There has to be a better way than this. I understand the issue of bankruptcy and I appreciate that we have to create a climate where business people are prepared to take risk. But there is a huge difference between genuine entrepreneurialism and risk-taking…and rank opportunism or people ‘playing the system’.

As I said earlier, being in business is hugely risky as a supplier. But the directors of many of these retailers seem to be playing by a different set of rules. It is a case of heads you win, tails…you also win. If the business is failing, they simply wipe the slate clean and start again. 

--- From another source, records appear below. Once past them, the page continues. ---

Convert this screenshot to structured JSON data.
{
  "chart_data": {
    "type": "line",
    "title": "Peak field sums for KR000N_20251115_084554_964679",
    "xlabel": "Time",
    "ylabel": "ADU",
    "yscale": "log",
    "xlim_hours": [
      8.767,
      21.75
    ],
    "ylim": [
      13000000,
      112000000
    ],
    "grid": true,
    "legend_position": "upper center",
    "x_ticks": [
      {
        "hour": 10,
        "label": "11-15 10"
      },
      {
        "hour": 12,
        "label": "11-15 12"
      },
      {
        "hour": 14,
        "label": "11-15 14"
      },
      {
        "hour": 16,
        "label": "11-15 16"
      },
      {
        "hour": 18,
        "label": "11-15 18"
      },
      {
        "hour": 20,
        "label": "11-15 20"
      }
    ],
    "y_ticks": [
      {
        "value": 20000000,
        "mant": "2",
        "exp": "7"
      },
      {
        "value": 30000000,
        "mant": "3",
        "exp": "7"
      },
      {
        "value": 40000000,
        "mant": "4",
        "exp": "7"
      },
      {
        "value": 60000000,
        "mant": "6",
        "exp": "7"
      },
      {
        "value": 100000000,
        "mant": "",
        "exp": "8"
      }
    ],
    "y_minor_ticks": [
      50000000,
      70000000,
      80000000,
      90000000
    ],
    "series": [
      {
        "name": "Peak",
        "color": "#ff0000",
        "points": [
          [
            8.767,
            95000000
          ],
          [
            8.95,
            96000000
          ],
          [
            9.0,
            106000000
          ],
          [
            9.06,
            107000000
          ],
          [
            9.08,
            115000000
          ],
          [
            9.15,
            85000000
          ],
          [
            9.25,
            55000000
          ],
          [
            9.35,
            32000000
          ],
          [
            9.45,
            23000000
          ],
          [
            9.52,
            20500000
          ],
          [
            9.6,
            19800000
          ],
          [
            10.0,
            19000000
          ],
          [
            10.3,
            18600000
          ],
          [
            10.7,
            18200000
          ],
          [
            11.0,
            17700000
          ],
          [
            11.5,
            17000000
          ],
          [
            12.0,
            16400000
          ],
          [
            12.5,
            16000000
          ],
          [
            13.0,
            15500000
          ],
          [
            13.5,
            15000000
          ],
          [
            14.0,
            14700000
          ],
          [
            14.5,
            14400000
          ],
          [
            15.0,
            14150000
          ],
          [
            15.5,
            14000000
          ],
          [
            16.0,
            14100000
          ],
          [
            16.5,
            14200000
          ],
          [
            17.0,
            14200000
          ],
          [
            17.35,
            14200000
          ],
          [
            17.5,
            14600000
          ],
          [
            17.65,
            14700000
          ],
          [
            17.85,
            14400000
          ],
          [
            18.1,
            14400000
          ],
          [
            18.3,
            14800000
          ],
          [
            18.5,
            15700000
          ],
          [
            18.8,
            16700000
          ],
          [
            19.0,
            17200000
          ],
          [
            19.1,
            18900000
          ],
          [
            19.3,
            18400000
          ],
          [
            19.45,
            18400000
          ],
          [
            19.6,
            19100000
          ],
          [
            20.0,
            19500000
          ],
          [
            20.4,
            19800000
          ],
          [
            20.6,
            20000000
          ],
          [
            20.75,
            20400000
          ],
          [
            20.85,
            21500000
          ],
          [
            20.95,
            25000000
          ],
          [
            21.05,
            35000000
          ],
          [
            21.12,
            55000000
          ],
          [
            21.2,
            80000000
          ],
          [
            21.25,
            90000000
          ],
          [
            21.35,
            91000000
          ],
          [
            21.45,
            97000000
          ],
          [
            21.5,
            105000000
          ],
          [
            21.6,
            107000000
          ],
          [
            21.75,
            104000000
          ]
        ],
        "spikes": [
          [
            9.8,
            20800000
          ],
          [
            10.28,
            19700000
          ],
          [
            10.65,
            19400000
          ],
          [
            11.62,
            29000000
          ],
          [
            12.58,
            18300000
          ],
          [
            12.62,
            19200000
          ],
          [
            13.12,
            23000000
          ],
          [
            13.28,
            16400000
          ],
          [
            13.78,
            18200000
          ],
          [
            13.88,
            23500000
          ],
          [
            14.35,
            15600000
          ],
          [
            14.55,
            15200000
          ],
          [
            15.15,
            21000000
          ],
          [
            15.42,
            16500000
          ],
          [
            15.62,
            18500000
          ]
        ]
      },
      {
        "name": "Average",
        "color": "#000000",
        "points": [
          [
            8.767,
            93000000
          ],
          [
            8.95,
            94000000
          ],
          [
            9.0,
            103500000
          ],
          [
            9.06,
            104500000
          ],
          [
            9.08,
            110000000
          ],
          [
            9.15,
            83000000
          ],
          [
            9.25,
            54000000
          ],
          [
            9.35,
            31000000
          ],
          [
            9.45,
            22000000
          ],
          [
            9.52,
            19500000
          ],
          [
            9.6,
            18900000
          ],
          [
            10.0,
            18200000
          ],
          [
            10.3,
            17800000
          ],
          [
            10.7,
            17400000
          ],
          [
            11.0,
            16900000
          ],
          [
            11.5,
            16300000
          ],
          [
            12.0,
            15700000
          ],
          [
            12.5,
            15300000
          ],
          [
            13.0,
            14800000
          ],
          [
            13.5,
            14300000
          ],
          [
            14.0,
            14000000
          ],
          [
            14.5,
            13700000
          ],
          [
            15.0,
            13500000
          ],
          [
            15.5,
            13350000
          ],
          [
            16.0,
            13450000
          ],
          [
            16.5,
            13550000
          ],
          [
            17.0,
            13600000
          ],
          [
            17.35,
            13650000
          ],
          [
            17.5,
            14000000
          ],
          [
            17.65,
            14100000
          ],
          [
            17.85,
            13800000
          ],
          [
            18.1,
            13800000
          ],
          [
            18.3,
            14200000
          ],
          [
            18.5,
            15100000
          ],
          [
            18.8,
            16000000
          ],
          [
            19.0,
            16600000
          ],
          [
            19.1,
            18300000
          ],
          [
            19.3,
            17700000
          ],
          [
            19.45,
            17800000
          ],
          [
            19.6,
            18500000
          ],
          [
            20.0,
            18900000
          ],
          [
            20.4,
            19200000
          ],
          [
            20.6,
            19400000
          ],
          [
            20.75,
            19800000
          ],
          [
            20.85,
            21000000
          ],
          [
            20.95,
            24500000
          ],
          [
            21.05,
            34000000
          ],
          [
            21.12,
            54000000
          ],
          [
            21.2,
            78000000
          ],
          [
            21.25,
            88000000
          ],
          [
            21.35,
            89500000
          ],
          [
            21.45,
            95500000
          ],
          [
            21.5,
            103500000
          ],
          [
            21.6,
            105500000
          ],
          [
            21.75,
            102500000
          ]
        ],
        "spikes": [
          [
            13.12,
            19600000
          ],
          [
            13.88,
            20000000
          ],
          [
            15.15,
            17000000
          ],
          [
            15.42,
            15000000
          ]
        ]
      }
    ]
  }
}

Is there a solution? Laws in the west will not change on these issues – that much has become clear in recent years. Therefore, the answer lies with us as suppliers. We cannot keep giving credit to what I term ‘zombie’ companies – retailers that have been in administration or through a restructuring. Tighten their payment terms or make them pay half up front, half later. If we give them credit there is a very good chance we may not see it again, so just don’t take the risk.

All of us collectively as suppliers need to think about these issues, now and beyond Covid-19. It’s all well and good getting business and orders in, but these orders are useless if we don’t end up getting paid for them and they potentially take our companies down.

This is the playing field we are on these days – a field where different rules apply and where, for many of our customers, failure is never allowed to happen. We have to behave accordingly and take strong steps to protect our livelihoods in future.